Von , 12.12.2012

Brachte ein Machtwort aus Düsseldorf am Montag für die Beschäftigten der Provinzial die Wende? Schön wäre es gewesen.
Den Etappensieg haben die Provinzialer/innen in erster Linie sich selbst zu verdanken: ihrer Verankerung und Beliebtheit in der Bevölkerung und ihrer Vitalität in ihrem Unternehmen. Innerhalb einer Woche haben sie ihren Protest zu einer derartigen Welle auflaufen lassen, dass die Strippenzieher es vorzogen, die geplante Dramaturgie zu ändern. Die sah vor, die Übernahme der Provinzial Münster/Kiel durch die Allianz am Freitag, den 30. November, bekannt werden und von den Entscheidungsgremien der öffentlichen Eigentümer in dieser Woche durchziehen zu lassen. Genau passend zum Ferienbeginn Weihnachten 2012 sollte die Privatisierung der Provinzial besiegelt werden.

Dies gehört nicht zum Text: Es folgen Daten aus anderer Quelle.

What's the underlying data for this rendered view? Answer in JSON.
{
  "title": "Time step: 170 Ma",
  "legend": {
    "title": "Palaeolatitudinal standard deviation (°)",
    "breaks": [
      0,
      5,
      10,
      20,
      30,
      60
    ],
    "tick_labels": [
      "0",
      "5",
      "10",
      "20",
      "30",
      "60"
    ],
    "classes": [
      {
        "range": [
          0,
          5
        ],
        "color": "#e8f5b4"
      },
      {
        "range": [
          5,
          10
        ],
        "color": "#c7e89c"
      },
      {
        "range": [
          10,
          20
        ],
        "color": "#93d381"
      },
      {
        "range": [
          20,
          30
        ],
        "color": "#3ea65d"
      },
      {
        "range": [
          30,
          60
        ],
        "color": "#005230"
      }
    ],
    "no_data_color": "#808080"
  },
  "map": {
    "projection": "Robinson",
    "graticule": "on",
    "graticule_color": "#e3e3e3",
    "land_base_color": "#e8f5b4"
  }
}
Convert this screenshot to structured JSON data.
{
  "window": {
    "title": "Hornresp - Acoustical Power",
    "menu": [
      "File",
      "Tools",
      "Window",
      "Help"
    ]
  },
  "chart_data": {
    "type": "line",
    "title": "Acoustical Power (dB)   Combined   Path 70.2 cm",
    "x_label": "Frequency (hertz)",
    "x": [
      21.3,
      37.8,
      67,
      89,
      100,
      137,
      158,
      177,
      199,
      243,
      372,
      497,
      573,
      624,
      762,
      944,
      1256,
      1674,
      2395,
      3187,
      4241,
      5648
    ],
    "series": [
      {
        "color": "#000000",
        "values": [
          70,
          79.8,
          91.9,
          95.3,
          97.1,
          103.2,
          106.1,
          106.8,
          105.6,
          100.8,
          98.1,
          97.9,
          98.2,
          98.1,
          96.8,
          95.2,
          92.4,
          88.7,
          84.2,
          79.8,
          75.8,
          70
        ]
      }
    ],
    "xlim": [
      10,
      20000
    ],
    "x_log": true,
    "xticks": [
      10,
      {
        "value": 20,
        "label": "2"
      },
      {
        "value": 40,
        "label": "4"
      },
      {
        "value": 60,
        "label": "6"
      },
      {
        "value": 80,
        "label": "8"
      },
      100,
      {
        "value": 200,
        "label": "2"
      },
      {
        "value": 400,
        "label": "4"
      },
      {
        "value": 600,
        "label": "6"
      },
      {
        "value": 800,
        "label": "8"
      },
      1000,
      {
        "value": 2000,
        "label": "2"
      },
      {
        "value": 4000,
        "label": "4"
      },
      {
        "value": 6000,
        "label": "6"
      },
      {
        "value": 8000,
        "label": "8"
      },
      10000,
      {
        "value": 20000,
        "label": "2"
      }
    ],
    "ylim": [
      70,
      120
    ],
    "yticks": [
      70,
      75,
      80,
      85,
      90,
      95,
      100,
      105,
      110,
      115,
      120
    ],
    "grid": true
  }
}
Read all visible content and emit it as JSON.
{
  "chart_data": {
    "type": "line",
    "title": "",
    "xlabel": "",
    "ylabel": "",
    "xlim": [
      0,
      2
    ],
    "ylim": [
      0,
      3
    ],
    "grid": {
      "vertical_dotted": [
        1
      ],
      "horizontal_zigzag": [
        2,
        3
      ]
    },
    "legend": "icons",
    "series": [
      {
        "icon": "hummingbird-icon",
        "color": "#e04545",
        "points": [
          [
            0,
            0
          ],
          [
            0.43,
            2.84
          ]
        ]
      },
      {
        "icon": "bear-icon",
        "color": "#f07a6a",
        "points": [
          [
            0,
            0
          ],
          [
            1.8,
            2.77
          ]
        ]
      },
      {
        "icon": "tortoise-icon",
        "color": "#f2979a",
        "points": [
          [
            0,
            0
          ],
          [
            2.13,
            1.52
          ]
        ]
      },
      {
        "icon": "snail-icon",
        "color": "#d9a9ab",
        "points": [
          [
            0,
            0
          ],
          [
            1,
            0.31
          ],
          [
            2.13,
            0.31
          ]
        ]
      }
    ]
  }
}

Man muss sehr naiv sein, um zu glauben, dass ein Geschäft dieser Größenordnung und Tragweite ohne vorherige Kenntnis und ohne Einverständnis der Landesregierung möglich ist. Tatsächlich sind Verkäufer und Käufer davon überrascht worden, dass hinter den Zahlen, die sie von einer Bilanz in eine andere schieben wollten, lebendige Menschen stehen, die sich nicht wie willenlose Arbeitssklaven auf Kommando von P nach A schieben lassen.
Die alten Männer in der undurchschaubaren Grauzone von Wirtschaft und Politik hatten diesen Punkt sehr wohl auf ihrer Agenda, weshalb sie ausgerechnet die 4 Adventswochen für die Bekanntgabe und Durchführung ihres Planes wählten.
Sie wurden überrascht, weil sie selbst in ihren Vorstandsposten und Ämtern sich nicht auf der Höhe heutiger Kommunikationstechnik bewegen: in Windeseile vernetzten sich auf facebook erst Hunderte, dann Tausende, am Wochenende über Zehntausend, die plötzlich über jeden Schritt in der Sache just-in-time auf dem laufenden waren und einen Schutzschirm größtmöglicher Öffentlichkeit aufspannten. Mehr als 60.000 Unterschriften wurden in wenigen Tagen für den Erhalt der Provinzial Münster/Kiel gesammelt. Die "Arbeitssklaven" vernetzten sich mit ihren Kund/innen zu einer sehr effizienten Organisation.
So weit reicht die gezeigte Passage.